Age is just a number: Advantages to hiring “mature” workers
By Elizabeth Wood West
Business owners and managers have a set of metrics that they use when hiring workers. How important to them is age when looking at a potential new hire? Depending on the position a business is looking to fill, it may already have a preconceived age range in mind. For example, if a business is hiring someone to do full-time physical labor, there may be a preference to interview candidates that are in their 20s or 30s. However, if they are looking to hire someone for an administrative, sales, customer service or production position, removing a preconceived age range from the hiring metrics could have some advantages.
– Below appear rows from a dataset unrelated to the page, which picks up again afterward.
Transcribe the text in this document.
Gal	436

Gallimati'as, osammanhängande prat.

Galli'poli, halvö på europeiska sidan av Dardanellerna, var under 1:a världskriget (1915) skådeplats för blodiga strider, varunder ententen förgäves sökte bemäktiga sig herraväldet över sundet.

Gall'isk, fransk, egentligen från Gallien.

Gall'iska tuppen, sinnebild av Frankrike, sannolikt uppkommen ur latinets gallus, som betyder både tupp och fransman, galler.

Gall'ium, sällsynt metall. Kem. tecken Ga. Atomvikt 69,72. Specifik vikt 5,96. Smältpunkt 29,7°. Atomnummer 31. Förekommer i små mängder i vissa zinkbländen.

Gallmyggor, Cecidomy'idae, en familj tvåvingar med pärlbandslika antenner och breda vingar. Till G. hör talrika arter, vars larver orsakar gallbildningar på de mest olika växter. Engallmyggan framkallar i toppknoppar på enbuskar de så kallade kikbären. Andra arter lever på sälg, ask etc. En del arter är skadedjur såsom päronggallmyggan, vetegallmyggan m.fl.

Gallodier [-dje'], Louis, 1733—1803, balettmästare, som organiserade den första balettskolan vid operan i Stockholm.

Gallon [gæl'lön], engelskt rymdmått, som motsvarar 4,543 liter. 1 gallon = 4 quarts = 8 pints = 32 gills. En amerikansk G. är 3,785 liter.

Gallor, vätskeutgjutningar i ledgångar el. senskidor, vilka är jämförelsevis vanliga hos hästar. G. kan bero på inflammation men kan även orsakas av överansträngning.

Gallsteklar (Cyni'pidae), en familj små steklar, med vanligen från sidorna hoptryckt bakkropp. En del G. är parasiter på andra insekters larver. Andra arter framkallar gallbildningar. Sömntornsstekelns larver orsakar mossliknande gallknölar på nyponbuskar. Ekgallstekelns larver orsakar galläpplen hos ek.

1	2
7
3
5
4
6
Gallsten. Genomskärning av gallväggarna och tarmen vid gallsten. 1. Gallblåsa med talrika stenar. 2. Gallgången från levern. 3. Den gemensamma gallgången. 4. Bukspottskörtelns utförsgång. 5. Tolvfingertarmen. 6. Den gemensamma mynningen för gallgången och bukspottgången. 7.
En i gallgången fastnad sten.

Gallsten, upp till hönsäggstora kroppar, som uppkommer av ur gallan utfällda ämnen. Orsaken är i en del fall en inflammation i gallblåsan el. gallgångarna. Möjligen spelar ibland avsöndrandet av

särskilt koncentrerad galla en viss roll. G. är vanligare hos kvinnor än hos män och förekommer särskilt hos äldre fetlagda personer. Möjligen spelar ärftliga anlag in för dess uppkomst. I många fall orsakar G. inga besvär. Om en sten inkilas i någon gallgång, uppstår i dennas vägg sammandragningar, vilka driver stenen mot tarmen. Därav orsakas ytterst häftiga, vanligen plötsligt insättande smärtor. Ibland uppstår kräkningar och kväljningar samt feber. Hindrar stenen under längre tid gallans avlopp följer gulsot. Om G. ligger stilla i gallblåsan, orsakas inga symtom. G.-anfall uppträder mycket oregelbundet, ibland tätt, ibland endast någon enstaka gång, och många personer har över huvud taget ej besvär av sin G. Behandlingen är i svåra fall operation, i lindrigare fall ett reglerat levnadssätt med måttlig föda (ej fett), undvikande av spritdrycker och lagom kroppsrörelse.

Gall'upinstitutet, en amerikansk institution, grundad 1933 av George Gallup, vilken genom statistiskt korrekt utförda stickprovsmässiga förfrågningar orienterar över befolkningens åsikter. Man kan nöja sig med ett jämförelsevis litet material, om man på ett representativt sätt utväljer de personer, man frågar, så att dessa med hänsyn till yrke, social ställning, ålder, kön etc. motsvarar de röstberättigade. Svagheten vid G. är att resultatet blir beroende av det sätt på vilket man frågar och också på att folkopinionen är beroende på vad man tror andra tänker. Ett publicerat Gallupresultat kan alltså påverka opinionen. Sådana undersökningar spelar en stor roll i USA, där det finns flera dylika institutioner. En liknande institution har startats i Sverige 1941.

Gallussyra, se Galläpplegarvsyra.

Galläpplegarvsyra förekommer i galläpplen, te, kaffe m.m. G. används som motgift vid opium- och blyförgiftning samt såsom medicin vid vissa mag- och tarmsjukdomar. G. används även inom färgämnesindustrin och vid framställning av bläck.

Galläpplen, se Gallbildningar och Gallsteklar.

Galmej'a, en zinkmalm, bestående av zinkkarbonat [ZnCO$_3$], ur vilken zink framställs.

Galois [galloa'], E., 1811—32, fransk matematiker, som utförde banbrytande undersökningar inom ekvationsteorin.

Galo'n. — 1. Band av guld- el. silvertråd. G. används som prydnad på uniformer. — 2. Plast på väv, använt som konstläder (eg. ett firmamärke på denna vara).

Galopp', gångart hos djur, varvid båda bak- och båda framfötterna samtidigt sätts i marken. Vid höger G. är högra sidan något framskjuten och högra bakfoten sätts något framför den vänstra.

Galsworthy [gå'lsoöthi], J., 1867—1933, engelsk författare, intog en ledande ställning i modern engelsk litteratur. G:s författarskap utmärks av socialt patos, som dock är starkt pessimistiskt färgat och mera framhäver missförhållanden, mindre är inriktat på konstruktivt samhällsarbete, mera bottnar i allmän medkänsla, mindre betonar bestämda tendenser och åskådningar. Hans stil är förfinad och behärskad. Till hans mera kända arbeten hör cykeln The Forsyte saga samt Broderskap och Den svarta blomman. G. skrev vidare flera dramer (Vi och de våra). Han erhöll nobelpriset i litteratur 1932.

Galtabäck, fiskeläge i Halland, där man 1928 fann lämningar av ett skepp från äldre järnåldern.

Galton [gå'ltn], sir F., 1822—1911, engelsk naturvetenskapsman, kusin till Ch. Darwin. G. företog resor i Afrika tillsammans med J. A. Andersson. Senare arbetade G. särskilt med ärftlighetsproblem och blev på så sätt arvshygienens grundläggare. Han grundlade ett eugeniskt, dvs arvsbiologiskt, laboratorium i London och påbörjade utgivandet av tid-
In general, “mature” workers (age 50 and older) may bring a wealth of talent and experience to the job, and there may be benefits to considering them for hiring, including:
- Experienced – They may have previous training, skills and abilities to handle workplace challenges.
- Educated – In addition to standard educational requirements, they may have other certifications and licenses.
- Adaptable – By working at different companies, they have likely learned how to stay current with new processes and technology during their career.
- Flexible – They may be open to contract and part-time jobs.
- Affordable – They may not require medical and/or other benefits.
- Motivated – They often show a commitment to working and earning an income well beyond typical retirement age.
The Society for Human Resource Management conducted a survey of attitudes toward mature workers, and found that 60% of the 308 human resources departments surveyed said that older workers are more reliable and 59% said mature workers have a stronger work ethic than younger ones.
Labor force trends are showing an increase in mature workers across the country. Denver’s senior labor force participation rate was 19.3% in 2014 and rose to 22.2% in 2018. According to the U.S. Bureau of Labor Statistics, workers age 50 and older are the fastest growing demographic in the labor force. They make up 32% of Colorado’s population and contribute 42% to its GDP. Given these factors, mature workers could be a great asset for businesses.